A first case of human infection with the Usutu virus has been diagnosed in Montpellier. Transmitted by the bite of the Culex mosquito, the most predominant in France, the virus directly attacks the nervous system. How to recognize this mosquito and protect yourself from it?
After dengue fever, zika and chikungunya, here comes the Usutu virus. Transmitted by the bite of a Culex mosquito, this new virus which attacks the nervous system has just been discovered by researchers from Inserm in Montpellier. Virus of African origin (Senegal, Nigeria, Uganda, Burkina Faso, Ivory Coast, Morocco…), Usutu mainly affects themigratory bird species, such as blackbirds, chickadees, sparrows, robins and a few birds of prey, including owls and owls. In Europe, the blackbird seems to be the main victim.
An essentially animal virus
The development cycle of the Usutu virus is still unknown to the scientific community, but it seems that these birds are the reservoir of the virus. Formally identified for the first time in South Africa in 1959, in Swaziland near the Usutu River (hence its name), it has been circulating in Occitania since 2015.
It is assumed that it is the source of several infectious foci causing significant peaks in bird mortality, as in 2004 in Austria. Surprisingly, the number of sick or virus-positive birds has often dropped spontaneously after an outbreak, suggesting that herd immunity develops rapidly in surviving birds. However, no scientific study supports this hypothesis. Since 1996, several massive bird mortality phenomena have been attributed to Usutu in the Italian provinces of Florence and Pistoia, as well as in Hungary., Switzerland, Spain or even Germany.
A first human case
The first case of human infection in France was spotted in Montpellier. A 39-year-old man would indeed have been infected in France after a Culex-type mosquito bit migratory birds from Africa. “He arrived with facial paralysis, explains to France 3 Olivier Sillam, the patient’s caregiver. His right side of the face could no longer move. He had ants all over his body, mainly on the right side and small motor deficits. A rather atypical picture for a classic facial paralysis”. A neurological tropism therefore for the infection linked to this virus.

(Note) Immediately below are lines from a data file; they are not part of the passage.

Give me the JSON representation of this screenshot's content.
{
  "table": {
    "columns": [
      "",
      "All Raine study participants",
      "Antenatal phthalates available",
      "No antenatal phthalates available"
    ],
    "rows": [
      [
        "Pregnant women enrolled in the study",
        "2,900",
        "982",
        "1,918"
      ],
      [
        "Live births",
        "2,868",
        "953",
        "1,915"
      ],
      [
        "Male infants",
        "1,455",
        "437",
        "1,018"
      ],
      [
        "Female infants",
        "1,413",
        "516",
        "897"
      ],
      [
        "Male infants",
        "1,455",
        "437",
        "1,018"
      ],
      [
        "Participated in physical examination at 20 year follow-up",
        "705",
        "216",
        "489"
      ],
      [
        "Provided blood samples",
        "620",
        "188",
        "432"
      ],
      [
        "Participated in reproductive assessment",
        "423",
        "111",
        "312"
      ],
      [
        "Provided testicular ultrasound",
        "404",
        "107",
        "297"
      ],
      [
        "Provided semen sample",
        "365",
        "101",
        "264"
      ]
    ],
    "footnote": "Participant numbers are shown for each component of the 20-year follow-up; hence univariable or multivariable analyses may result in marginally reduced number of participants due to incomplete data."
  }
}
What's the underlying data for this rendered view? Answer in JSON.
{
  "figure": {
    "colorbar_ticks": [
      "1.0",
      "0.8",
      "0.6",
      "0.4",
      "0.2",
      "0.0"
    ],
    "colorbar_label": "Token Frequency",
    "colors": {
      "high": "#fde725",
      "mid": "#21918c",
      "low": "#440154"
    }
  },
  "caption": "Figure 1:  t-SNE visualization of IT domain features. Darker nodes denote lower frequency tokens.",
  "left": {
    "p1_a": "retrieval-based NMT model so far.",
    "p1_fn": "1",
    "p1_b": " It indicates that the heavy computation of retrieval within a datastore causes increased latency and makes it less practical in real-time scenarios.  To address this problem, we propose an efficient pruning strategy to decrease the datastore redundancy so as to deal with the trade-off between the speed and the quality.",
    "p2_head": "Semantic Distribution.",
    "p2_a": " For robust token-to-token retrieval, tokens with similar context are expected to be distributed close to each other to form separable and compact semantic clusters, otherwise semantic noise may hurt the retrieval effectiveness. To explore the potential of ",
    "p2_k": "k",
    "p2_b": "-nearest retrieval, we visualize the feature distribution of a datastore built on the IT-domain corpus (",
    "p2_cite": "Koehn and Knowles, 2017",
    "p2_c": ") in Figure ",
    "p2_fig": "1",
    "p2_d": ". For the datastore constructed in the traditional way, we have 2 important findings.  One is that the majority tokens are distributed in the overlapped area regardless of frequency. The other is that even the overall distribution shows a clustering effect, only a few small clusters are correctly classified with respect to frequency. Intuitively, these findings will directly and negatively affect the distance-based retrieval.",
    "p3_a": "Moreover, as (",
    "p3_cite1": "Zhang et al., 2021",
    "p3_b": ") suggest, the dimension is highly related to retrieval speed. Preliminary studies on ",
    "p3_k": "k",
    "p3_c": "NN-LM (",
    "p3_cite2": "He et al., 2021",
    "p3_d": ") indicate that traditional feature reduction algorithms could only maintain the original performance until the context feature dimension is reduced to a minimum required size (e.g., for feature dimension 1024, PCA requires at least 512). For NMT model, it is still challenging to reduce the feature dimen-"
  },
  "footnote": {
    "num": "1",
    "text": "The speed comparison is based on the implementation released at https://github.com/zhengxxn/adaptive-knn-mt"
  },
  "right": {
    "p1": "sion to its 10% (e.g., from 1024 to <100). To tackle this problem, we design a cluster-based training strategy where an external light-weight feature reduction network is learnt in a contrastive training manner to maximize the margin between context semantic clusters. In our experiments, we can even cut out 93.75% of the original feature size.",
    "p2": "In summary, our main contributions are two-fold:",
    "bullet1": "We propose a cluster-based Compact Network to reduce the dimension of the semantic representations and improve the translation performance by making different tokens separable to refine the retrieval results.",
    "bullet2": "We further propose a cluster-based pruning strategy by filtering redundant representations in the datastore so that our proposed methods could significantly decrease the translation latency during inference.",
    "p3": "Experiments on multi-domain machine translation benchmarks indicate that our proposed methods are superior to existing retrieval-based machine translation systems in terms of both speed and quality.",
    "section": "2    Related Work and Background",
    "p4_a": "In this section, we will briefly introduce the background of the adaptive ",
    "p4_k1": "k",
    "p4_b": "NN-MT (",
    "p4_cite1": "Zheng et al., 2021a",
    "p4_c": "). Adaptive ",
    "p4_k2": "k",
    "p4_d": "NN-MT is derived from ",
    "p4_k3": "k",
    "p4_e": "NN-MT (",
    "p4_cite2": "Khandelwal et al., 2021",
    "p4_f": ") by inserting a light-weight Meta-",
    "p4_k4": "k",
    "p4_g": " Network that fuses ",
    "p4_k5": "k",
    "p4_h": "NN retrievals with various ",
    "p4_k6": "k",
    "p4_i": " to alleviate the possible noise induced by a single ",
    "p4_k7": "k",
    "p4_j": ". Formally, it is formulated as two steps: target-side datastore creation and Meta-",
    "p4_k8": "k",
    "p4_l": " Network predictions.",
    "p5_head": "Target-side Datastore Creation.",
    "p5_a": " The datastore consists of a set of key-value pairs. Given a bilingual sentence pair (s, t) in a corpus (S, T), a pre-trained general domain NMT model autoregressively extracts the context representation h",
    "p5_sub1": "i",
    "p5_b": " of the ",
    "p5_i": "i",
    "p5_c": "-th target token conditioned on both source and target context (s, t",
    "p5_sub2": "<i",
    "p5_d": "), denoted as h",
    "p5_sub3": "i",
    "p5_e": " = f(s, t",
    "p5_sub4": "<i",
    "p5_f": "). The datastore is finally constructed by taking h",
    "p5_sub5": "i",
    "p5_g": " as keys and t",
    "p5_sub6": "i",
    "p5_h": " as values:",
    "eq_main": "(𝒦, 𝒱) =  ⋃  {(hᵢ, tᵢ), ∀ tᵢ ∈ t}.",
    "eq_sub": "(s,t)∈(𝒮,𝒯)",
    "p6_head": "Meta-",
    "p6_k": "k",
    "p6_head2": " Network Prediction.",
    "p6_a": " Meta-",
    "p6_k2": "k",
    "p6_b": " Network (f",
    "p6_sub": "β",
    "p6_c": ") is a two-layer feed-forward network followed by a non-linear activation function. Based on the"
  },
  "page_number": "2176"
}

Several human cases have been identified in Europe: 10 in Italy and three in Croatia. Positive point: the virus is not transmitted from man to man.
The Culex mosquito and the others
The Culex mosquito is the most predominant insect in France. Also nicknamed “domestic mosquito”, it can transmit serious diseases such as West Nile Fever or Japanese Encephalitis, as well as the Usutu virus, unlike the Anopheles mosquito, vector of malaria or the Aedes mosquito (including the tiger mosquito ) which is the vector of dengue fever, Chikungunya and the Zika virus. The Culex mosquito does not look like the tiger mosquito: it measures between 5 and 7 mm long and its wings protrude slightly from the abdomen, which is brown and ringed. The female’s body can become deformed when she gorges herself with blood. It is also she who stings the Man.
Like the tiger mosquito, the Culex likes rather warm and stagnant water and/or shady ponds or intra-forest ditches and it is capable of biting during the day (unlike the Anopheles which only bites at night). It is therefore necessary to protect yourself in theory 24 hours a day, hence the interest of eliminating breeding sites from your habitat, that is to say any source of stagnant water, such as gutter bottoms or flower pot saucers. It is indeed in these quiet little corners that the females lay their eggs.
Our era is in full transition, in particular because of travel or global warming. It is therefore not surprising to see the emergence of a number of new diseases in France (“emerging diseases”) which previously only concerned distant countries.